Postcard from Malaga, Spain: All the saints and those Limbo babies, too

Gothic altar in the Chapel of Santa Barbara in the Cathedral of Nuestra Senora de le Encarnacion in Malaga

Layers upon layers of of saints climb the numerous gilded altars found in the Malaga Cathedral. Saints carved in wood by Pedro de Mena (1628-1688) grace the choir stalls. Today is all of their days. November 1. All Saints Day, and, for Catholics, a Holy Day of Obligation.

When I was young, the thrill of a night of trick-or-treating with its late night sugar high always was followed the next day by attendance at Mass. Unlike many holidays, it was particularly hard to comprehend why almost none of my friends had to go to church on November 1.

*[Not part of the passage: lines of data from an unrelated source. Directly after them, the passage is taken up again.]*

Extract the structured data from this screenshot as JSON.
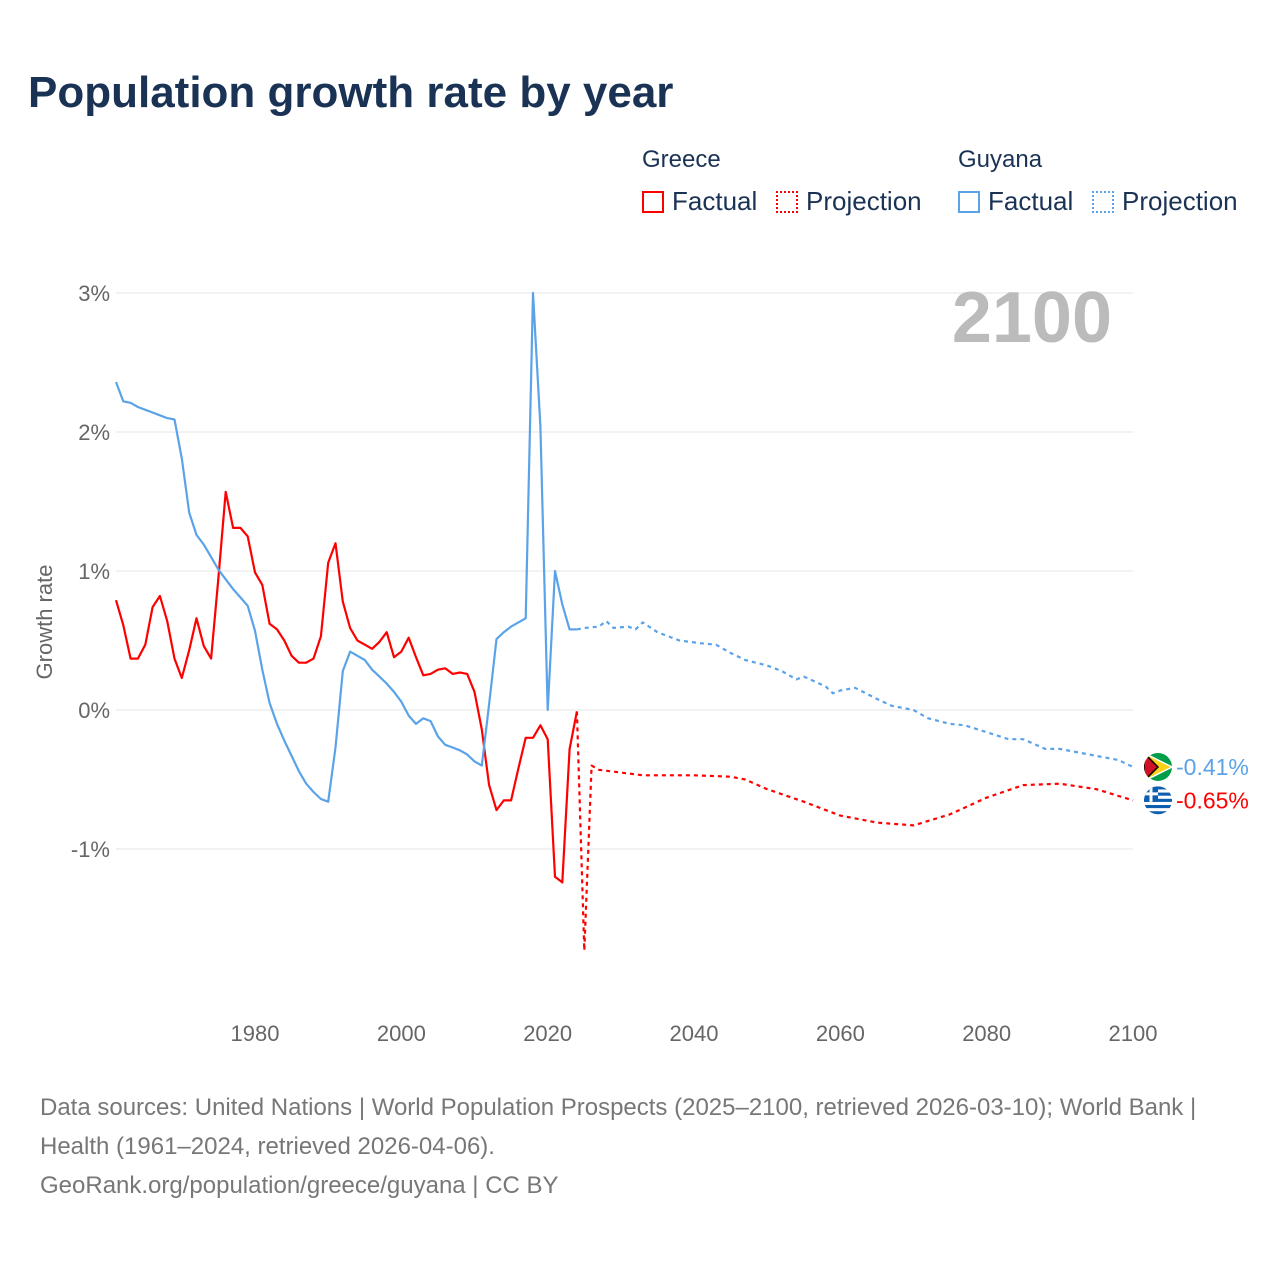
{
  "title": "Population growth rate by year",
  "legend": {
    "groups": [
      {
        "name": "Greece",
        "color": "#ff0000",
        "items": [
          "Factual",
          "Projection"
        ]
      },
      {
        "name": "Guyana",
        "color": "#5ba3e8",
        "items": [
          "Factual",
          "Projection"
        ]
      }
    ]
  },
  "footer": {
    "sources": "Data sources: United Nations | World Population Prospects (2025–2100, retrieved 2026-03-10); World Bank | Health (1961–2024, retrieved 2026-04-06).",
    "credit": "GeoRank.org/population/greece/guyana | CC BY"
  },
  "chart_data": {
    "type": "line",
    "title": "Population growth rate by year",
    "ylabel": "Growth rate",
    "xlabel": "",
    "year_label": "2100",
    "xlim": [
      1961,
      2100
    ],
    "ylim": [
      -2,
      3
    ],
    "xticks": [
      1980,
      2000,
      2020,
      2040,
      2060,
      2080,
      2100
    ],
    "yticks": [
      {
        "v": 3,
        "label": "3%"
      },
      {
        "v": 2,
        "label": "2%"
      },
      {
        "v": 1,
        "label": "1%"
      },
      {
        "v": 0,
        "label": "0%"
      },
      {
        "v": -1,
        "label": "-1%"
      }
    ],
    "grid": true,
    "series": [
      {
        "name": "Greece",
        "kind": "Factual",
        "color": "#ff0000",
        "x": [
          1961,
          1962,
          1963,
          1964,
          1965,
          1966,
          1967,
          1968,
          1969,
          1970,
          1971,
          1972,
          1973,
          1974,
          1975,
          1976,
          1977,
          1978,
          1979,
          1980,
          1981,
          1982,
          1983,
          1984,
          1985,
          1986,
          1987,
          1988,
          1989,
          1990,
          1991,
          1992,
          1993,
          1994,
          1995,
          1996,
          1997,
          1998,
          1999,
          2000,
          2001,
          2002,
          2003,
          2004,
          2005,
          2006,
          2007,
          2008,
          2009,
          2010,
          2011,
          2012,
          2013,
          2014,
          2015,
          2016,
          2017,
          2018,
          2019,
          2020,
          2021,
          2022,
          2023,
          2024
        ],
        "y": [
          0.79,
          0.61,
          0.37,
          0.37,
          0.47,
          0.74,
          0.82,
          0.64,
          0.37,
          0.23,
          0.43,
          0.66,
          0.46,
          0.37,
          0.95,
          1.57,
          1.31,
          1.31,
          1.25,
          0.99,
          0.9,
          0.62,
          0.58,
          0.5,
          0.39,
          0.34,
          0.34,
          0.37,
          0.53,
          1.06,
          1.2,
          0.78,
          0.59,
          0.5,
          0.47,
          0.44,
          0.49,
          0.56,
          0.38,
          0.42,
          0.52,
          0.38,
          0.25,
          0.26,
          0.29,
          0.3,
          0.26,
          0.27,
          0.26,
          0.13,
          -0.14,
          -0.54,
          -0.72,
          -0.65,
          -0.65,
          -0.42,
          -0.2,
          -0.2,
          -0.11,
          -0.21,
          -1.2,
          -1.24,
          -0.28,
          -0.01
        ]
      },
      {
        "name": "Greece",
        "kind": "Projection",
        "color": "#ff0000",
        "x": [
          2024,
          2025,
          2026,
          2027,
          2030,
          2033,
          2040,
          2045,
          2047,
          2050,
          2055,
          2060,
          2065,
          2070,
          2075,
          2080,
          2085,
          2090,
          2095,
          2100
        ],
        "y": [
          -0.01,
          -1.73,
          -0.4,
          -0.43,
          -0.45,
          -0.47,
          -0.47,
          -0.48,
          -0.5,
          -0.57,
          -0.66,
          -0.76,
          -0.81,
          -0.83,
          -0.75,
          -0.63,
          -0.54,
          -0.53,
          -0.57,
          -0.65
        ]
      },
      {
        "name": "Guyana",
        "kind": "Factual",
        "color": "#5ba3e8",
        "x": [
          1961,
          1962,
          1963,
          1964,
          1965,
          1966,
          1967,
          1968,
          1969,
          1970,
          1971,
          1972,
          1973,
          1974,
          1975,
          1976,
          1977,
          1978,
          1979,
          1980,
          1981,
          1982,
          1983,
          1984,
          1985,
          1986,
          1987,
          1988,
          1989,
          1990,
          1991,
          1992,
          1993,
          1994,
          1995,
          1996,
          1997,
          1998,
          1999,
          2000,
          2001,
          2002,
          2003,
          2004,
          2005,
          2006,
          2007,
          2008,
          2009,
          2010,
          2011,
          2012,
          2013,
          2014,
          2015,
          2016,
          2017,
          2018,
          2019,
          2020,
          2021,
          2022,
          2023,
          2024
        ],
        "y": [
          2.36,
          2.22,
          2.21,
          2.18,
          2.16,
          2.14,
          2.12,
          2.1,
          2.09,
          1.81,
          1.42,
          1.26,
          1.19,
          1.1,
          1.01,
          0.94,
          0.87,
          0.81,
          0.75,
          0.57,
          0.29,
          0.05,
          -0.1,
          -0.22,
          -0.33,
          -0.44,
          -0.53,
          -0.59,
          -0.64,
          -0.66,
          -0.27,
          0.28,
          0.42,
          0.39,
          0.36,
          0.29,
          0.24,
          0.19,
          0.13,
          0.06,
          -0.04,
          -0.1,
          -0.06,
          -0.08,
          -0.19,
          -0.25,
          -0.27,
          -0.29,
          -0.32,
          -0.37,
          -0.4,
          0.04,
          0.51,
          0.56,
          0.6,
          0.63,
          0.66,
          3.0,
          2.04,
          0.0,
          1.0,
          0.76,
          0.58,
          0.58
        ]
      },
      {
        "name": "Guyana",
        "kind": "Projection",
        "color": "#5ba3e8",
        "x": [
          2024,
          2025,
          2027,
          2028,
          2029,
          2031,
          2032,
          2033,
          2035,
          2038,
          2041,
          2043,
          2045,
          2047,
          2050,
          2052,
          2054,
          2055,
          2058,
          2059,
          2060,
          2062,
          2065,
          2067,
          2070,
          2072,
          2075,
          2077,
          2080,
          2083,
          2085,
          2088,
          2090,
          2093,
          2095,
          2098,
          2100
        ],
        "y": [
          0.58,
          0.59,
          0.6,
          0.64,
          0.59,
          0.6,
          0.58,
          0.63,
          0.56,
          0.5,
          0.48,
          0.47,
          0.41,
          0.36,
          0.32,
          0.28,
          0.22,
          0.24,
          0.17,
          0.12,
          0.14,
          0.16,
          0.08,
          0.03,
          0.0,
          -0.06,
          -0.1,
          -0.11,
          -0.16,
          -0.21,
          -0.21,
          -0.28,
          -0.28,
          -0.31,
          -0.33,
          -0.36,
          -0.41
        ]
      }
    ],
    "end_labels": [
      {
        "country": "Guyana",
        "label": "-0.41%",
        "value": -0.41,
        "color": "#5ba3e8"
      },
      {
        "country": "Greece",
        "label": "-0.65%",
        "value": -0.65,
        "color": "#ff0000"
      }
    ]
  }
}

My godmother, Aunt Gen (Genevieve Louise Brennan Savage, 1907-2004), tried her best to explain things, but the nuns really never talked to us much about saints. Like Santa Barbara, whose own father carried out her martyrdom for her belief in the Holy Trinity. Although he was struck by lightening and consumed by fire on his way home after the act.

But the major impact for me was November 2, All Souls’ Day. You might not know this, but there are all of these bazillions of poor souls stuck in Purgatory – not so evil that they were condemned to hell but instead hanging around in an uncomfortable state trying to slip through the gates to heaven. Our prayers were supposed to free some of them and send them soaring above the clouds.

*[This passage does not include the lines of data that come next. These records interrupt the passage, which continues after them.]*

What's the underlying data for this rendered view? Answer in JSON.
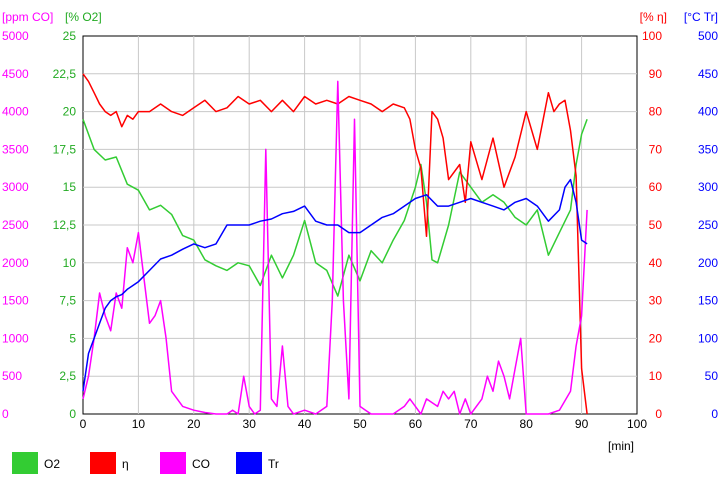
{
  "chart_data": {
    "type": "line",
    "xlabel": "[min]",
    "xlim": [
      0,
      100
    ],
    "x_ticks": [
      "0",
      "10",
      "20",
      "30",
      "40",
      "50",
      "60",
      "70",
      "80",
      "90",
      "100"
    ],
    "grid": true,
    "legend_position": "bottom",
    "axes": [
      {
        "id": "co",
        "label": "[ppm CO]",
        "side": "left",
        "color": "#ff00ff",
        "lim": [
          0,
          5000
        ],
        "ticks": [
          "0",
          "500",
          "1000",
          "1500",
          "2000",
          "2500",
          "3000",
          "3500",
          "4000",
          "4500",
          "5000"
        ]
      },
      {
        "id": "o2",
        "label": "[% O2]",
        "side": "left",
        "color": "#22aa22",
        "lim": [
          0,
          25
        ],
        "ticks": [
          "0",
          "2,5",
          "5",
          "7,5",
          "10",
          "12,5",
          "15",
          "17,5",
          "20",
          "22,5",
          "25"
        ]
      },
      {
        "id": "eta",
        "label": "[% η]",
        "side": "right",
        "color": "#ff0000",
        "lim": [
          0,
          100
        ],
        "ticks": [
          "0",
          "10",
          "20",
          "30",
          "40",
          "50",
          "60",
          "70",
          "80",
          "90",
          "100"
        ]
      },
      {
        "id": "tr",
        "label": "[°C Tr]",
        "side": "right",
        "color": "#0000ff",
        "lim": [
          0,
          500
        ],
        "ticks": [
          "0",
          "50",
          "100",
          "150",
          "200",
          "250",
          "300",
          "350",
          "400",
          "450",
          "500"
        ]
      }
    ],
    "series": [
      {
        "name": "O2",
        "axis": "o2",
        "color": "#33cc33",
        "x": [
          0,
          2,
          4,
          6,
          8,
          10,
          12,
          14,
          16,
          18,
          20,
          22,
          24,
          26,
          28,
          30,
          32,
          34,
          36,
          38,
          40,
          42,
          44,
          46,
          48,
          50,
          52,
          54,
          56,
          58,
          60,
          61,
          62,
          63,
          64,
          66,
          68,
          70,
          72,
          74,
          76,
          78,
          80,
          82,
          84,
          86,
          88,
          89,
          90,
          91
        ],
        "y": [
          19.5,
          17.5,
          16.8,
          17,
          15.2,
          14.8,
          13.5,
          13.8,
          13.2,
          11.8,
          11.5,
          10.2,
          9.8,
          9.5,
          10,
          9.8,
          8.5,
          10.5,
          9,
          10.5,
          12.8,
          10,
          9.5,
          7.8,
          10.5,
          8.8,
          10.8,
          10,
          11.5,
          12.8,
          15,
          16.5,
          14,
          10.2,
          10,
          12.5,
          16,
          15,
          14,
          14.5,
          14,
          13,
          12.5,
          13.5,
          10.5,
          12,
          13.5,
          16.5,
          18.5,
          19.5
        ]
      },
      {
        "name": "η",
        "axis": "eta",
        "color": "#ff0000",
        "x": [
          0,
          1,
          2,
          3,
          4,
          5,
          6,
          7,
          8,
          9,
          10,
          12,
          14,
          16,
          18,
          20,
          22,
          24,
          26,
          28,
          30,
          32,
          34,
          36,
          38,
          40,
          42,
          44,
          46,
          48,
          50,
          52,
          54,
          56,
          58,
          59,
          60,
          61,
          62,
          63,
          64,
          65,
          66,
          68,
          69,
          70,
          72,
          74,
          76,
          78,
          80,
          82,
          84,
          85,
          86,
          87,
          88,
          89,
          90,
          91
        ],
        "y": [
          90,
          88,
          85,
          82,
          80,
          79,
          80,
          76,
          79,
          78,
          80,
          80,
          82,
          80,
          79,
          81,
          83,
          80,
          81,
          84,
          82,
          83,
          80,
          83,
          80,
          84,
          82,
          83,
          82,
          84,
          83,
          82,
          80,
          82,
          81,
          78,
          70,
          65,
          47,
          80,
          78,
          73,
          62,
          66,
          56,
          72,
          62,
          73,
          60,
          68,
          80,
          70,
          85,
          80,
          82,
          83,
          75,
          63,
          12,
          0
        ]
      },
      {
        "name": "CO",
        "axis": "co",
        "color": "#ff00ff",
        "x": [
          0,
          1,
          2,
          3,
          4,
          5,
          6,
          7,
          8,
          9,
          10,
          11,
          12,
          13,
          14,
          15,
          16,
          17,
          18,
          20,
          22,
          24,
          26,
          27,
          28,
          29,
          30,
          31,
          32,
          33,
          34,
          35,
          36,
          37,
          38,
          40,
          42,
          44,
          45,
          46,
          47,
          48,
          49,
          50,
          51,
          52,
          54,
          56,
          58,
          59,
          60,
          61,
          62,
          64,
          65,
          66,
          67,
          68,
          69,
          70,
          72,
          73,
          74,
          75,
          76,
          77,
          78,
          79,
          80,
          82,
          84,
          86,
          88,
          89,
          90,
          91
        ],
        "y": [
          200,
          500,
          1000,
          1600,
          1300,
          1100,
          1600,
          1400,
          2200,
          2000,
          2400,
          1800,
          1200,
          1300,
          1500,
          1000,
          300,
          200,
          100,
          50,
          20,
          0,
          0,
          50,
          0,
          500,
          100,
          0,
          50,
          3500,
          200,
          100,
          900,
          100,
          0,
          50,
          0,
          100,
          1500,
          4400,
          1500,
          200,
          3900,
          100,
          50,
          0,
          0,
          0,
          100,
          200,
          100,
          0,
          200,
          100,
          300,
          200,
          300,
          0,
          200,
          0,
          200,
          500,
          300,
          700,
          500,
          200,
          600,
          1000,
          0,
          0,
          0,
          50,
          300,
          900,
          1300,
          2700
        ]
      },
      {
        "name": "Tr",
        "axis": "tr",
        "color": "#0000ff",
        "x": [
          0,
          1,
          2,
          3,
          4,
          5,
          6,
          7,
          8,
          9,
          10,
          12,
          14,
          16,
          18,
          20,
          22,
          24,
          26,
          28,
          30,
          32,
          34,
          36,
          38,
          40,
          42,
          44,
          46,
          48,
          50,
          52,
          54,
          56,
          58,
          60,
          62,
          64,
          66,
          68,
          70,
          72,
          74,
          76,
          78,
          80,
          82,
          84,
          86,
          87,
          88,
          89,
          90,
          91
        ],
        "y": [
          30,
          80,
          100,
          120,
          140,
          150,
          155,
          158,
          165,
          170,
          175,
          190,
          205,
          210,
          218,
          225,
          220,
          225,
          250,
          250,
          250,
          255,
          258,
          265,
          268,
          275,
          255,
          250,
          250,
          240,
          240,
          250,
          260,
          265,
          275,
          285,
          290,
          275,
          275,
          280,
          285,
          280,
          275,
          270,
          280,
          285,
          275,
          255,
          270,
          300,
          310,
          280,
          230,
          225
        ]
      }
    ]
  }
}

Even more concerning for me was Limbo. Limbo was where the little babies throughout the world who died unbaptized were supposed to go. Through no fault of their own, they were sentenced to remain suspended, constantly fluttering their wings in some mysterious twilight zone.

Those little poor souls were the ones for whom I would join my hands, palms sweating in those uncomfortable white gloves, squeeze my eyes tightly together and plead. God took a while to process my prayers from almost 60 years ago. In 2007, the Catholic Church finally liberated them all, burying the whole Limbo concept.

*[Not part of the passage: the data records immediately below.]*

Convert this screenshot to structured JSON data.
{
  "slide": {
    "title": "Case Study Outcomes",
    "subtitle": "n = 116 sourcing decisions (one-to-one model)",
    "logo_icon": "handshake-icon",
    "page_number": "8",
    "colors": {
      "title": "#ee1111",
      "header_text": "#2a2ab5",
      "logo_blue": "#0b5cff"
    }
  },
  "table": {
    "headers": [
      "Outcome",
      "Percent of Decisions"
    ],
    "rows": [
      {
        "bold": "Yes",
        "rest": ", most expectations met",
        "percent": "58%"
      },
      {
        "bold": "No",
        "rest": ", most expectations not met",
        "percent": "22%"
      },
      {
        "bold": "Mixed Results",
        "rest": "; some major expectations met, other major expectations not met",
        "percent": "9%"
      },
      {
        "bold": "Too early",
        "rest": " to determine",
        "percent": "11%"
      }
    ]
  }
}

Sorry for the detour. Back to Malaga and its Cathedral. After all it’s a Holy Day of Obligation.

The foundation for the Cathedral of Nuestra Senora de le Encarnacion was laid in 1530 atop the Almohad Mosque. Taking more than a century to complete, the church is viewed as a chronicle of the transition of religious Gothic architecture into the Renaissance. The facades reflect extensive Baroque updating.

In addition to photos taken in the Cathedral, this post includes images from the Parroquia de los Santos Martires Ciriaco y Paula. The two were executed, with great difficulty requiring several attempts, for their Christian beliefs at the dawn of the 4th century. While their executioners set their remains ablaze, an unexpected torrential rain quenched the flames and faithful carted them off for more respectful last rites. It is believed the two somehow resurfaced to miraculously help expel the Moors about a millennium later, so they were proclaimed the patron saints of Malaga.

My prayers have lapsed, but I trust there are a multitude of people inclined to remember as many saints as possible today. Tomorrow, please pray doubly hard, just in case any little babies somehow remained stuck in Limbo.